After an exhausting filming and promotion schedule for Lincoln, Steven Spielberg has indefinitely postponed production on Robopocalypse, an adaption of the Daniel H. Wilson novel which had Chris Hemsworth and Anne Hathaway set to star.

The Hollywood Reporter broke the news, quoting a representative of Spielberg’s saying, “the project was too important and the script is not ready, and it’s too expensive to produce. It’s back to the drawing board to see what is possible.”

Production on Robopocylpse was scheduled to begin this spring, with Fox and Disney set to distribute the DreamWorks production in 2014. Spielberg had previously set up the project for a January 2012 start date, but that was taken off the table due to Lincoln.

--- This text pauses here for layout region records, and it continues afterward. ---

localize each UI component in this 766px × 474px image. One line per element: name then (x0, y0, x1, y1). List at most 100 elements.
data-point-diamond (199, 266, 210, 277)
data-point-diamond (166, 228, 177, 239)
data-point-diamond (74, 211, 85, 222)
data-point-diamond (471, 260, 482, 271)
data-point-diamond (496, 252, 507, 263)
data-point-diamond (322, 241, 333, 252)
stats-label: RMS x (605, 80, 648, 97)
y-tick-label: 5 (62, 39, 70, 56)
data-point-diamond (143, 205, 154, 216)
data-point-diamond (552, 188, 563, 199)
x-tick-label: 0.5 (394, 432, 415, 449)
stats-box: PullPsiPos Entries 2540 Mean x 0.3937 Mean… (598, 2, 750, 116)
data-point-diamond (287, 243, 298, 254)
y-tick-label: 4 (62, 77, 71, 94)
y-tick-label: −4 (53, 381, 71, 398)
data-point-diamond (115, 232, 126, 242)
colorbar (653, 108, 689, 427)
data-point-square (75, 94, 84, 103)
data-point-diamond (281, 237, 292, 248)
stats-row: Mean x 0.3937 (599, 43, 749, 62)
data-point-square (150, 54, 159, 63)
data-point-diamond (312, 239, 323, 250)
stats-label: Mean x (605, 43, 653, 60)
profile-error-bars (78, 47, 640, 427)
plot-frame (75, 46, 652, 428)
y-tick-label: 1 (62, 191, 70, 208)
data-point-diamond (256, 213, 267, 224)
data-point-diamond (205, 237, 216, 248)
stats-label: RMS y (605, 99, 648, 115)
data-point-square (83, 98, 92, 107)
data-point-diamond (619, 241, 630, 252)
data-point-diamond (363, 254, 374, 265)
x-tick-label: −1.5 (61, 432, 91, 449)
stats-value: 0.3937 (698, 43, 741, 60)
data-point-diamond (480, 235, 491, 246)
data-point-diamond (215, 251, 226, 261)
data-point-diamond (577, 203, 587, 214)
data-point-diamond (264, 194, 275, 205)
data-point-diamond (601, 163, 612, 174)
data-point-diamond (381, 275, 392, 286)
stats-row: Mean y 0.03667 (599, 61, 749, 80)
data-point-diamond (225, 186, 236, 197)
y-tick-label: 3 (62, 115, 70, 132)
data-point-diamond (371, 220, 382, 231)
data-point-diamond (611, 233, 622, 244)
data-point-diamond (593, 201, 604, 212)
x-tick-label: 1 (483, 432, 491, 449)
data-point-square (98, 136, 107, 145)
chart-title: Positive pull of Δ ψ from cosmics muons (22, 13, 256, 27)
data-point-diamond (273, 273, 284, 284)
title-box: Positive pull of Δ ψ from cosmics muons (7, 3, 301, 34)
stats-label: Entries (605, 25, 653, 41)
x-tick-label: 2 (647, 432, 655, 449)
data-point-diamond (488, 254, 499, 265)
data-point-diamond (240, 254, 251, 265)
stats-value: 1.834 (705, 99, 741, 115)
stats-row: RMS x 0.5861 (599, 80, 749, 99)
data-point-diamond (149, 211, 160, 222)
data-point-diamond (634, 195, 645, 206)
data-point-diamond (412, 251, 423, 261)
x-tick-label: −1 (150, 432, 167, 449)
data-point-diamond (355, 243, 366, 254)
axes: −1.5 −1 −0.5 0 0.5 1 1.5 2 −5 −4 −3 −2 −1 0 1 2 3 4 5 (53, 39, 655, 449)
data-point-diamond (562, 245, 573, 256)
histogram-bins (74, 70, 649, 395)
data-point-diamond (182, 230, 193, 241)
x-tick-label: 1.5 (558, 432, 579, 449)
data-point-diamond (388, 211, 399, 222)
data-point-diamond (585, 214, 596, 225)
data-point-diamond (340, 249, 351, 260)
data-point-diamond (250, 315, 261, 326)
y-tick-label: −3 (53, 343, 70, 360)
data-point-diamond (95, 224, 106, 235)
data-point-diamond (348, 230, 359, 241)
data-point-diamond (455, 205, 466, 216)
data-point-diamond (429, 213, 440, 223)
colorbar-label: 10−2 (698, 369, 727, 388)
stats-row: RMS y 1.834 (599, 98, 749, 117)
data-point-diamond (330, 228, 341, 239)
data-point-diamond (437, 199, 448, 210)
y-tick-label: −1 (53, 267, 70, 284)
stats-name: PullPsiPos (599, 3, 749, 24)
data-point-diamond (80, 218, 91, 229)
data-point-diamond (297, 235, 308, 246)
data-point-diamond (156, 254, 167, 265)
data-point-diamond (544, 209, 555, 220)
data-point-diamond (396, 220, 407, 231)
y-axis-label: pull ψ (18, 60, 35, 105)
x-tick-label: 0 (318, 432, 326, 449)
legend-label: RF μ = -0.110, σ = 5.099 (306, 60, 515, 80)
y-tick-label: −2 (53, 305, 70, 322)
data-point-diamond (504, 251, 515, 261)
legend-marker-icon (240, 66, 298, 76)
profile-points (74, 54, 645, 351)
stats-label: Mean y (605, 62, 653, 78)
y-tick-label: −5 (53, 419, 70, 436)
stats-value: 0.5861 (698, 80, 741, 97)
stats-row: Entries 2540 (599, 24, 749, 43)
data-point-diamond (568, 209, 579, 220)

Cabin in the Woods director and co-writer Drew Goddard adapted the 2011 Daniel H. Wilson novel, although it looks like the screenplay is not quite ready. The report also notes that clues of this decision could have been long coming, after he told 60 Minutes in an October 2012 interview he could do an action film “in my sleep at this point in my career,” adding “it doesn’t attract me anymore.”

Here’s the story synopsis:

Not far into our future, the dazzling technology that runs our world turns against us. Controlled by a childlike—yet massively powerful—artificial intelligence known as Archos, the global network of machines on which our world has grown dependent suddenly becomes an implacable, deadly foe. At Zero Hour—the moment the robots attack—the human race is almost annihilated, but as its scattered remnants regroup, humanity for the first time unites in a determined effort to fight back. This is the oral history of that conflict, told by an international cast of survivors who experienced this long and bloody confrontation with the machines. Brilliantly conceived and amazingly detailed, Robopocalypse is an action-packed epic with chilling implications about the real technology that surrounds us.

Are you sad to see Steven Spielberg postpone the project?